NOACs a better combo for PPIs than warfarin for reducing gastrointestinal bleeding risk

In patients on proton pump inhibitor (PPI) medication, co-treatment with nonvitamin K antagonist oral anticoagulants (NOACs), rather than warfarin, may be better and lead to lower risks of upper gastrointestinal bleeding and mortality, a recent study has found.

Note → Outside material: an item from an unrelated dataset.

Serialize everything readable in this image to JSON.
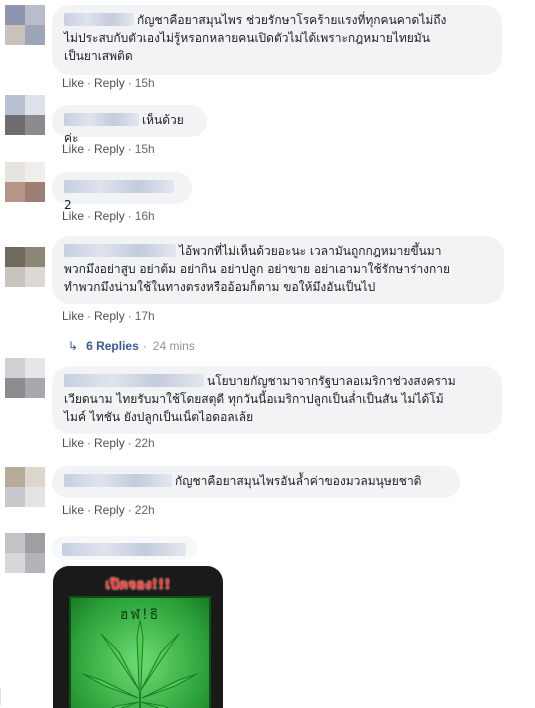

Drawing from the Korean National Health Insurance Service claims database, the researchers retrieved the data of 19,851 patients on anticoagulation and PPI co-therapy. The primary endpoint was major upper gastrointestinal bleeding, defined as hospitalization with red blood cell transfusion due to bleeding related to gastric, duodenal, or gastrojejunal ulcers, or haemorrhagic gastritis. Death was a secondary endpoint.

Of the participants, 35.2 percent (n=6,995) were taking warfarin as their oral anticoagulant, while the remaining ones were on the following NOACs: rivaroxaban (32.6 percent; n=6,468), dabigatran (11.6 percent; n=2,301), apixaban (13.2 percent; n=2,613), and edoxaban (7.4 percent; n=1,474).

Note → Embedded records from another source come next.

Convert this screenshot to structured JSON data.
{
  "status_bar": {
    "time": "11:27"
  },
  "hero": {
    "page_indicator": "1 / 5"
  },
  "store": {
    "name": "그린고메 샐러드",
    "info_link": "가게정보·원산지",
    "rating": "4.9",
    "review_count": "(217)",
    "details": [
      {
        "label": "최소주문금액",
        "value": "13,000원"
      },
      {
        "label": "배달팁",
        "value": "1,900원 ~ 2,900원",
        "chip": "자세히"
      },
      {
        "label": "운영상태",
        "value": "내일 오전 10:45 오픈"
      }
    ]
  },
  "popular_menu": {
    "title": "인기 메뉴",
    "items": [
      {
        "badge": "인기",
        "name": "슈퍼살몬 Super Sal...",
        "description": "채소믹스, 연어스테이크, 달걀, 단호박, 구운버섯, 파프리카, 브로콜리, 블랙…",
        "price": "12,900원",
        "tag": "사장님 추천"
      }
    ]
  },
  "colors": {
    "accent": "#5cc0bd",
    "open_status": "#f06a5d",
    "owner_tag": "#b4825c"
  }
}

Over a mean follow-up of 1.41±1.35 years, 512 participants were hospitalized due to major upper gastrointestinal bleeding, resulting in an incidence rate of 2.58 percent. Patients on warfarin showed a significantly higher cumulative rate of the primary outcome than comparators on NOACs (log-rank p=0.024).

After adjusting for age, sex, comorbidities, and other concomitant medications, patients on NOACs saw a 22-percent lower risk of major upper gastrointestinal bleeding than those on warfarin (hazard ratio [HR], 0.78, 95 percent confidence interval [CI], 0.65–0.94; p=0.007). Apixaban and edoxaban had the strongest effects.

Similarly, compared with warfarin, NOACs led to a small but significant drop in the likelihood of death after adjusting for confounders (HR, 0.91, 95 percent CI, 0.83–0.98; p=0.02).